In the last four-year draft cycle, the Cowboys have had 12 “Day one or two” draft picks. Over that span, they have certainly spent more draft capital on the defense, with eight of those 12 picks playing on that side. Yes, Ezekiel Elliott might have been Jalen Ramsey with the highest pick in the bunch, but perhaps to compensate for that purchase, the defense has received the following eight pieces: Byron Jones, Randy Gregory, Jaylon Smith, Maliek Collins, Taco Charlton, Chidobe Awuzie, Jourdan Lewis, and Leighton Vander Esch. In other words, two defensive ends, a defensive tackle, two linebackers, and three defensive backs.
And every last one of them is an athlete.
And finally in 2018, if I may speak with a certain level of optimism that might be too optimistic, it appears they are almost ready to constitute the group that is added to mainstays of Sean Lee, Demarcus Lawrence, and Tyrone Crawford, making up a group that actually can handle their own business. You don’t have to play “keep away” to protect these guys. They are anxious to take the field and attack.
I certainly hope that Sturm is right, but he is correct that the outlook on defense is far brighter than it has been in a long time. And all through the draft. I don’t know if “quaint” is a good way to describe this approach.
Just from a philosophical standpoint, I also don’t know if the fact that the Cowboys will use up a lot of that projected space for 2019 is a valid objection to how they use it. Cap space is a tool, and having a lot to carry over does no good if it is not used on the proper talent. (See, for example, the Cleveland Browns over the last, um, forever.) It is there to spend where it can do you the most good. The Cowboys think that is on the players they have drafted, for the most part. We still have to see if it will pay off, but as Sturm argued, the signs are promising.

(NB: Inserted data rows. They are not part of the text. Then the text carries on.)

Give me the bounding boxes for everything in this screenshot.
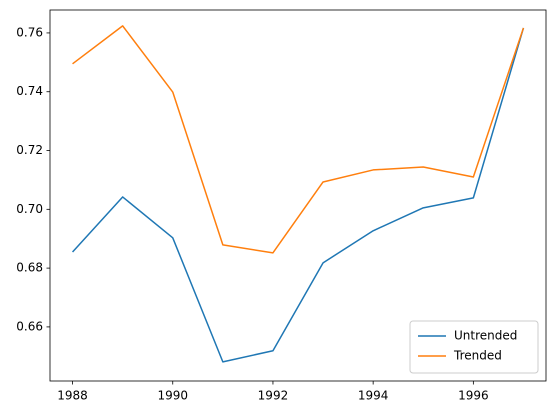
plot-frame (49, 9, 547, 382)
y-tick-label: 0.66 (16, 319, 43, 333)
x-tick-label: 1994 (358, 389, 389, 403)
y-tick-label: 0.74 (16, 84, 43, 98)
x-tick-label: 1988 (57, 389, 88, 403)
legend-label: Trended (453, 349, 502, 363)
x-tick-label: 1992 (258, 389, 289, 403)
y-tick-label: 0.76 (16, 25, 43, 39)
x-tick-label: 1990 (157, 389, 188, 403)
line-series (72, 25, 525, 254)
y-tick-label: 0.68 (16, 261, 43, 275)
legend-label: Untrended (454, 329, 517, 343)
legend-box (409, 320, 539, 374)
x-tick-label: 1996 (458, 389, 489, 403)
y-tick-label: 0.72 (16, 143, 43, 157)
y-tick-label: 0.70 (16, 202, 43, 216)
line-series (71, 27, 525, 363)
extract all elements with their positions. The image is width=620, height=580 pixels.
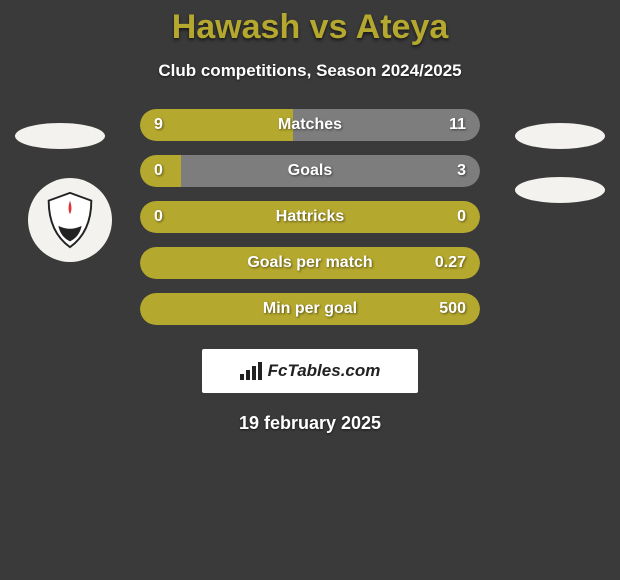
stat-right-value: 0: [457, 208, 466, 226]
stat-right-value: 0.27: [435, 254, 466, 272]
stat-row: 0 3 Goals: [140, 155, 480, 187]
brand-text: FcTables.com: [268, 361, 381, 381]
stat-label: Matches: [278, 116, 342, 134]
stat-row: 0 0 Hattricks: [140, 201, 480, 233]
stat-bar: 0 3 Goals: [140, 155, 480, 187]
shield-icon: [39, 189, 101, 251]
stat-row: 500 Min per goal: [140, 293, 480, 325]
stat-label: Goals per match: [247, 254, 372, 272]
comparison-date: 19 february 2025: [239, 413, 381, 434]
stat-bar: 0 0 Hattricks: [140, 201, 480, 233]
bars-icon: [240, 362, 262, 380]
stat-right-value: 11: [449, 116, 466, 134]
stat-left-value: 0: [154, 208, 163, 226]
brand-badge[interactable]: FcTables.com: [202, 349, 418, 393]
player-right-placeholder-icon: [515, 123, 605, 149]
stat-row: 9 11 Matches: [140, 109, 480, 141]
comparison-title: Hawash vs Ateya: [172, 8, 449, 47]
stat-bar: 500 Min per goal: [140, 293, 480, 325]
stat-right-value: 3: [457, 162, 466, 180]
stat-bar: 9 11 Matches: [140, 109, 480, 141]
stat-label: Hattricks: [276, 208, 344, 226]
stat-left-value: 0: [154, 162, 163, 180]
club-left-crest: [28, 178, 112, 262]
stat-bar: 0.27 Goals per match: [140, 247, 480, 279]
stat-label: Min per goal: [263, 300, 357, 318]
stat-label: Goals: [288, 162, 332, 180]
stat-right-value: 500: [439, 300, 466, 318]
player-left-placeholder-icon: [15, 123, 105, 149]
stat-row: 0.27 Goals per match: [140, 247, 480, 279]
club-right-placeholder-icon: [515, 177, 605, 203]
comparison-subtitle: Club competitions, Season 2024/2025: [158, 61, 461, 81]
stat-left-value: 9: [154, 116, 163, 134]
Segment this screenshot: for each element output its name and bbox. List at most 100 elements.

The FO writer also goes into some depth on the contributions the Eagles got from their free agent additions - but doesn’t look at the problems that is about to cause. They are projected to be over $30 million in the hole for 2019. They have a lot of hard decisions coming. Players will have to be released, contracts will likely have to be restructured, and they are flirting with what many speak of as “cap hell”. It will certainly be interesting to see just how they manage this over the next year. And all teams have decisions to make every year on how they spend their cap space.
Perhaps part of the difference in how FO sees this and how we (or at least I) do is that, after years following this team so closely, the strategy of the Cowboys is more clear to us than to outlets that follow the entire league. And they clearly have a different level of concern with dead money. That is something that can happen unexpectedly, as it did with Tony Romo’s retirement and the hard decisions the team made on Dez Bryant and Orlando Scandrick, among others. But the team was still able to handle the Lawrence and Martin deals despite the $26 million in dead money this year, so they clearly have a way to deal with things.
One last thing: That little dig at Tavon Austin may come back to haunt them. Austin has been everything the team could want so far. It is only practices for the most part, but if he has a breakout year... well, we’ll have to wait for those chickens to hatch, but hey, this is the time for optimism.
We obviously differ on these things. Time will bring answers. Let’s just hope the Cowboys do know what they are doing.